Most freelance writers have common sense and the ability to judge good and bad opportunities. As mentioned recently, most you know what you’re getting into before you get into it and don’t need bloggers to tell you most of the things we tell you. Still there may be a few things you don’t realize just starting out, especially those without formal training.
Let me share a few things to think about.
1. It’s Not OK to Post Someone Else’s Writing or Images Without Permission
I don’t know how folks get the notion that just because something is online it’s public domain, because that’s far from true. It may be out there but it doesn’t mean you can cut and paste it. Even worse, just because it’s out there doesn’t mean you can cut and paste and put your own name on it. For most of us this is common sense, but since so many writers (especially content writers) are getting blasted for plagiarism, it’s an important thing to discuss.
It’s not acceptable to post someone else’s writing without permission, no matter what that writing might be. If someone wrote something you feel bears repeating, you’re welcome to quote with attribution. You’re also welcome to paraphrase while giving credit where it’s due. You are never welcome to use someone else’s words without permission unless it clearly states on that article or blog posts permission is granted. It’s considered stealing and can get you into a lot of trouble. Also? It get get your blog or website shut down.
Ditto images. Google Images is not a free for all, it’s only a search engine for images. The pictures showing up in searches aren’t yours to take.Always. Ask. Permission.
Again, the Internet isn’t the public domain. A good rule of thumb is that if you don’t have permission to use something, don’t use it.

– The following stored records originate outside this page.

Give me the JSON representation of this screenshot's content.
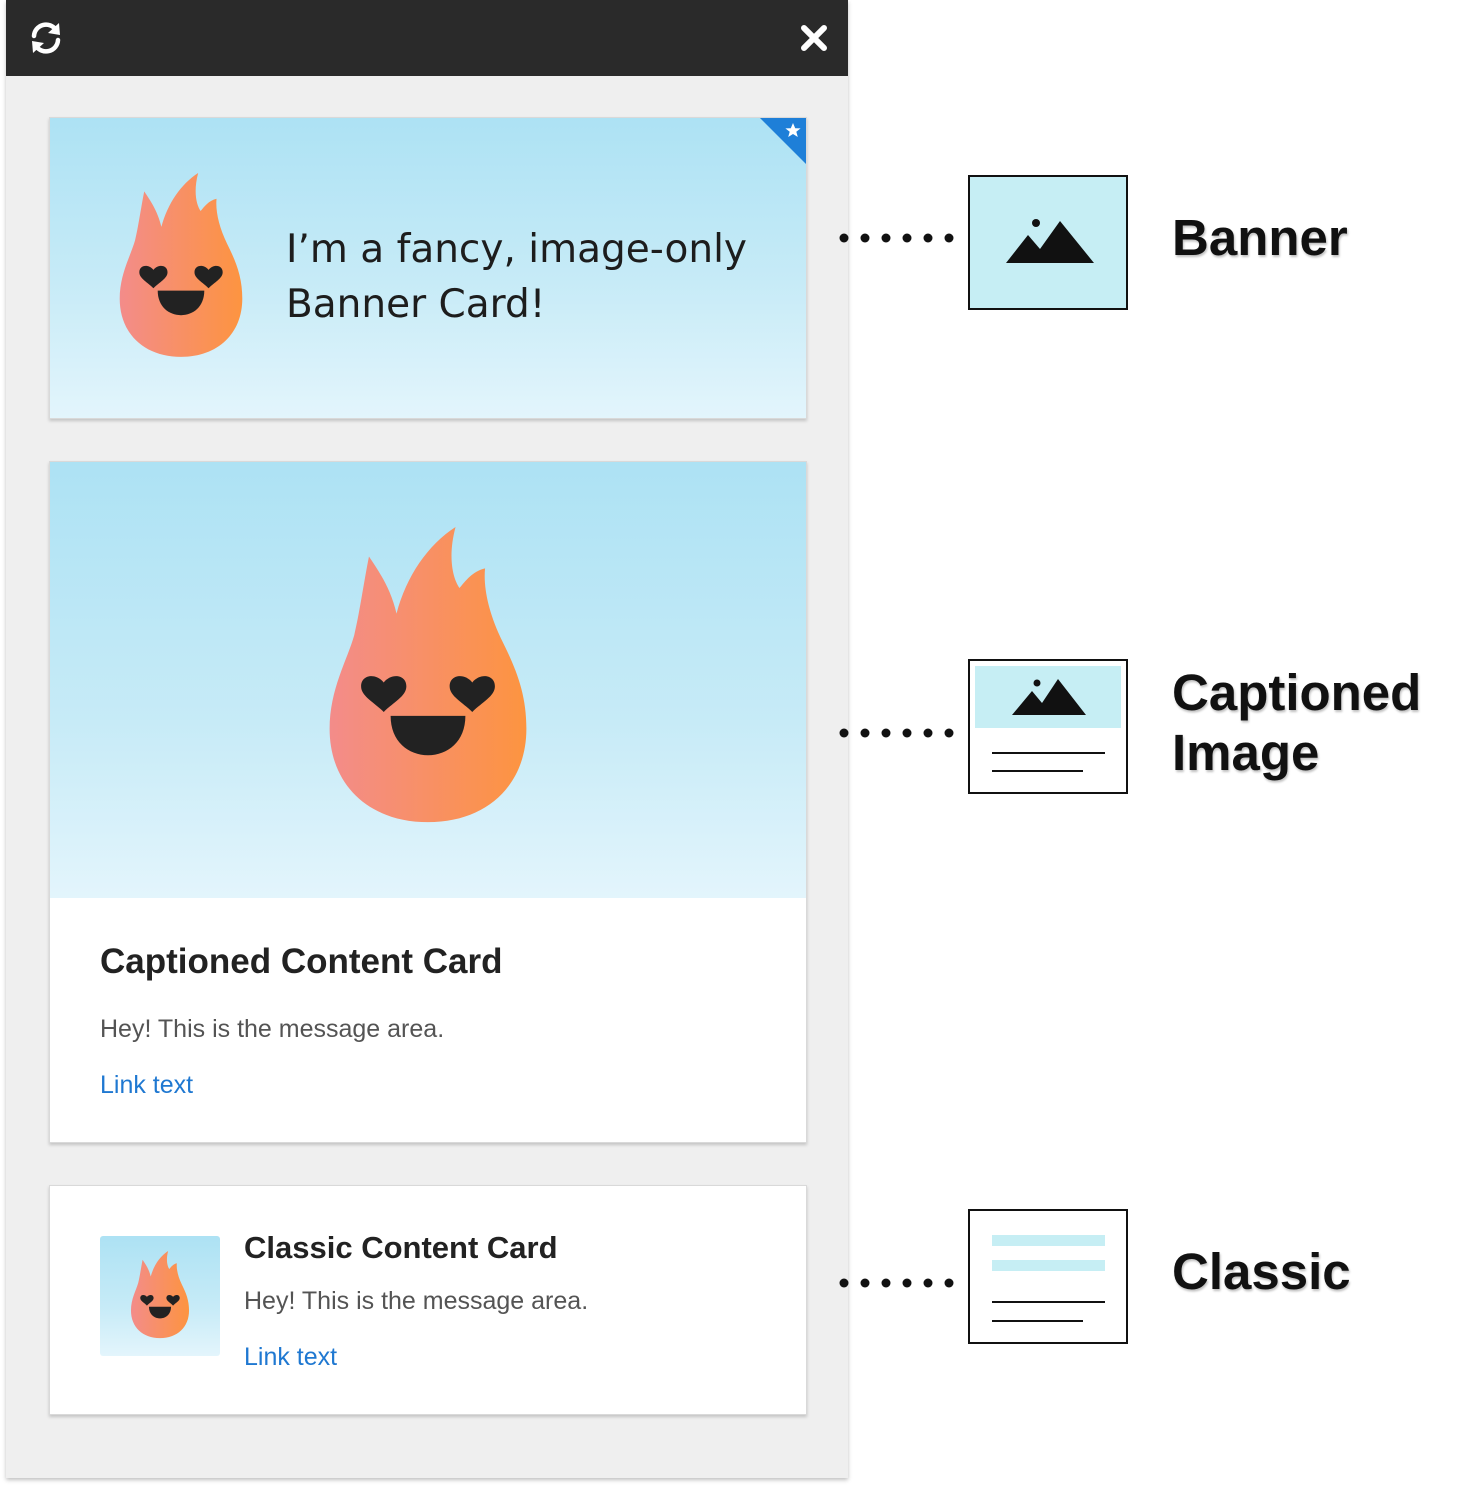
{
  "toolbar": {
    "refresh_icon": "refresh-icon",
    "close_icon": "close-icon"
  },
  "cards": {
    "banner": {
      "text": "I’m a fancy, image-only\nBanner Card!",
      "pinned_icon": "star-icon"
    },
    "captioned": {
      "title": "Captioned Content Card",
      "message": "Hey! This is the message area.",
      "link": "Link text"
    },
    "classic": {
      "title": "Classic Content Card",
      "message": "Hey! This is the message area.",
      "link": "Link text"
    }
  },
  "legend": {
    "banner_label": "Banner",
    "captioned_label": "Captioned\nImage",
    "classic_label": "Classic"
  },
  "colors": {
    "header_bg": "#2a2a2a",
    "panel_bg": "#efefef",
    "link": "#1f78d1",
    "pin_corner": "#1e7fd8",
    "image_bg": "#ade2f4",
    "flame_start": "#f28a8a",
    "flame_end": "#fd9441"
  }
}
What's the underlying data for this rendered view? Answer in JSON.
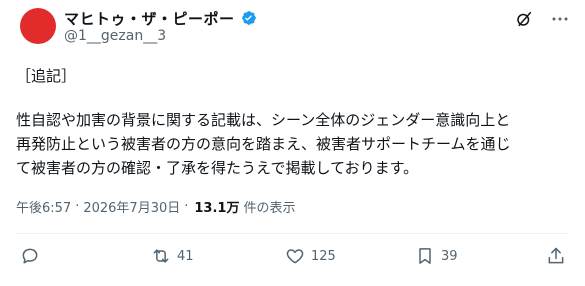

2. Research Involves More than Google
If you’re hired to write an article requiring research, you’re probably tempted to use your favorite search engine because it’s quick and easy. Here’s the thing: A lot of the content on the web is from people who also think search engine research is quick and easy. Some of the content isn’t even accurate. When you use only search engines for your writing, you run the risk of only producing the same regurgitated, possibly incorrect content everyone else is using. Go beyond Google. Visit the library, read some magazine articles and contact experts. You’ll find your much more respected as a writer when you take the time to conduct accurate research. You’ll also find yourself with repeat assignments as your editors appreciate your going the extra mile. Besides, there’s the satisfaction of knowing you gave your readers an accurate portrayal.
3. There Are Different Types of Writing
So, yeah. All writing is different. Newspaper formats are different from many magazine formats. Magazine formats are different from many web formats. Blogging isn’t the same as article writing and both are different from writing books or grant proposals. So it’s terrific to decide you’re going to be a writer, but to do so is to know the difference between the types of writing and learning about the formats that best suit your style. It’s best not to accept a gig unless you’re sure you know the format.

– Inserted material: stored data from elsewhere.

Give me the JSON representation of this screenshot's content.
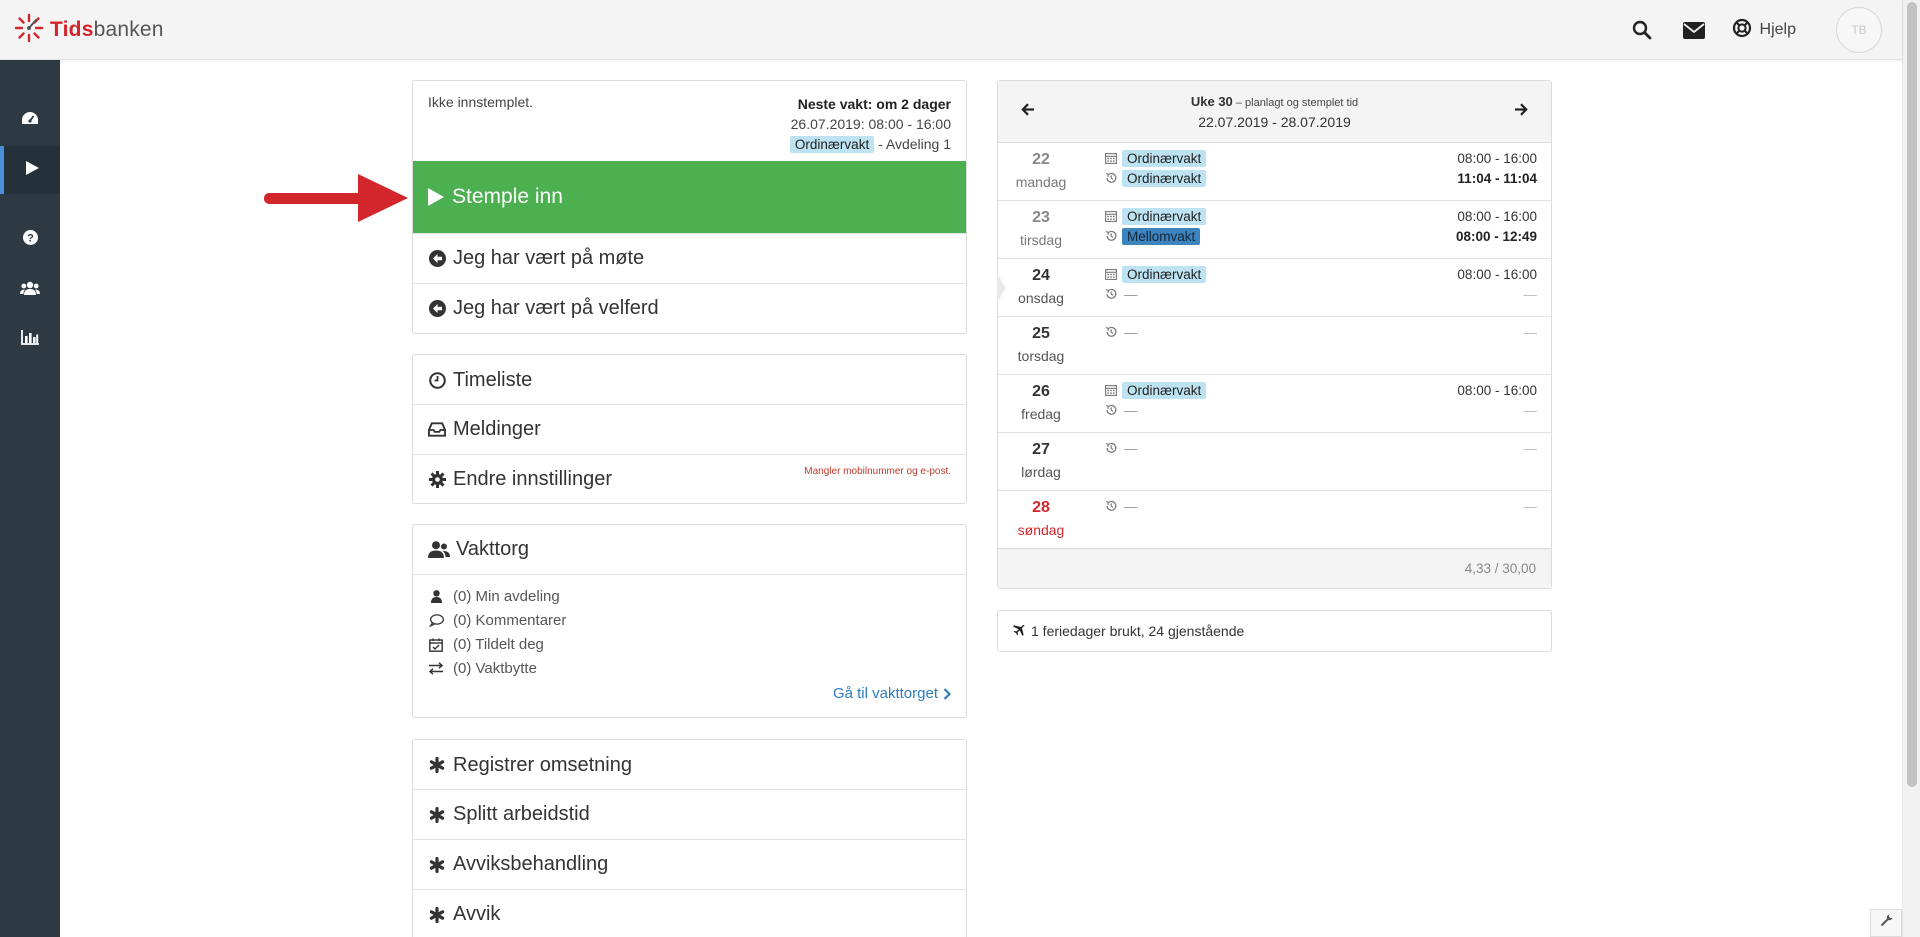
{
  "header": {
    "logo_prefix": "Tids",
    "logo_suffix": "banken",
    "help_label": "Hjelp",
    "avatar_initials": "TB"
  },
  "next_shift": {
    "status": "Ikke innstemplet.",
    "title": "Neste vakt: om 2 dager",
    "datetime": "26.07.2019: 08:00 - 16:00",
    "tag": "Ordinærvakt",
    "department": " - Avdeling 1"
  },
  "actions": {
    "stemple_inn": "Stemple inn",
    "mote": "Jeg har vært på møte",
    "velferd": "Jeg har vært på velferd"
  },
  "menu": {
    "timeliste": "Timeliste",
    "meldinger": "Meldinger",
    "innstillinger": "Endre innstillinger",
    "innstillinger_warning": "Mangler mobilnummer og e-post."
  },
  "vakttorg": {
    "title": "Vakttorg",
    "items": [
      "(0) Min avdeling",
      "(0) Kommentarer",
      "(0) Tildelt deg",
      "(0) Vaktbytte"
    ],
    "link": "Gå til vakttorget"
  },
  "extras": {
    "items": [
      "Registrer omsetning",
      "Splitt arbeidstid",
      "Avviksbehandling",
      "Avvik"
    ]
  },
  "calendar": {
    "week_label": "Uke 30",
    "week_sub": " – planlagt og stemplet tid",
    "range": "22.07.2019 - 28.07.2019",
    "days": [
      {
        "num": "22",
        "name": "mandag",
        "planned_tag": "Ordinærvakt",
        "planned_time": "08:00 - 16:00",
        "stamped_tag": "Ordinærvakt",
        "stamped_time": "11:04 - 11:04"
      },
      {
        "num": "23",
        "name": "tirsdag",
        "planned_tag": "Ordinærvakt",
        "planned_time": "08:00 - 16:00",
        "stamped_tag": "Mellomvakt",
        "stamped_time": "08:00 - 12:49"
      },
      {
        "num": "24",
        "name": "onsdag",
        "planned_tag": "Ordinærvakt",
        "planned_time": "08:00 - 16:00",
        "stamped_dash": "—",
        "stamped_time": "—"
      },
      {
        "num": "25",
        "name": "torsdag",
        "stamped_dash": "—",
        "stamped_time": "—"
      },
      {
        "num": "26",
        "name": "fredag",
        "planned_tag": "Ordinærvakt",
        "planned_time": "08:00 - 16:00",
        "stamped_dash": "—",
        "stamped_time": "—"
      },
      {
        "num": "27",
        "name": "lørdag",
        "stamped_dash": "—",
        "stamped_time": "—"
      },
      {
        "num": "28",
        "name": "søndag",
        "stamped_dash": "—",
        "stamped_time": "—"
      }
    ],
    "total": "4,33 / 30,00"
  },
  "ferie": {
    "text": "1 feriedager brukt, 24 gjenstående"
  },
  "colors": {
    "brand_red": "#d3262c",
    "sidebar": "#2d3a43",
    "stemple_green": "#4caf50",
    "tag_light": "#bde3f3",
    "tag_dark": "#3d84be",
    "link_blue": "#2e7bbf"
  },
  "icons": {
    "sidebar": [
      "dashboard-icon",
      "play-icon",
      "help-icon",
      "users-icon",
      "chart-icon"
    ],
    "topbar": [
      "search-icon",
      "mail-icon",
      "lifebuoy-icon"
    ]
  }
}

4. Not Everyone in the Freelance Writing Community is Helpful or Encouraging
At the risk of being labeled a whiner or a martyr, I’m going to tell you about something we’re not supposed to talk about.I don’t know any other online community where there is so much bickering and negativity.
There are plenty of freelance writers in the community who truly care and wish to help others succeed. There are others who don’t really care about your success, especially if your path to success isn’t the same as theirs. If there’s one thing that I find disturbing about some members of the freelance writing community it’s the negativity. I’ve seen incredibly petty arguments and some valid debates, I’ve seen flame wars start just because people don’t agree on rates, and I’ve seen freelancers who do their best to discredit another freelancer or sabotage a career, simply because they choose different paths. My advice to you if you’re going to be a part of the freelance writing community is to know who you’re getting into a discussion with before you get into that discussion. If it’s someone who takes everything as a personal affront or views disagreement as an attack, rethink that discussion or take it somewhere else. It’s not worth the constant negativity.
5.The Opportunities You See Online Aren’t the Only Opportunities Available for Freelance Writers
Job hunting services like the one offered here are very convenient. We scour the web and post the best opportunities we can find. And while we enjoy bringing you this convenience, it’s also important to note that these are only but a few of the opportunities available to freelance writers today. There are other ways to find work. For example, you can try cold calling and emailing. You can also try querying magazines. If you’re not finding the good gigs online, take it offline and see what’s out there. You’ll find that can do very well when you’re not waiting around for the work to come to you.
What are some other things beginners might not be aware of?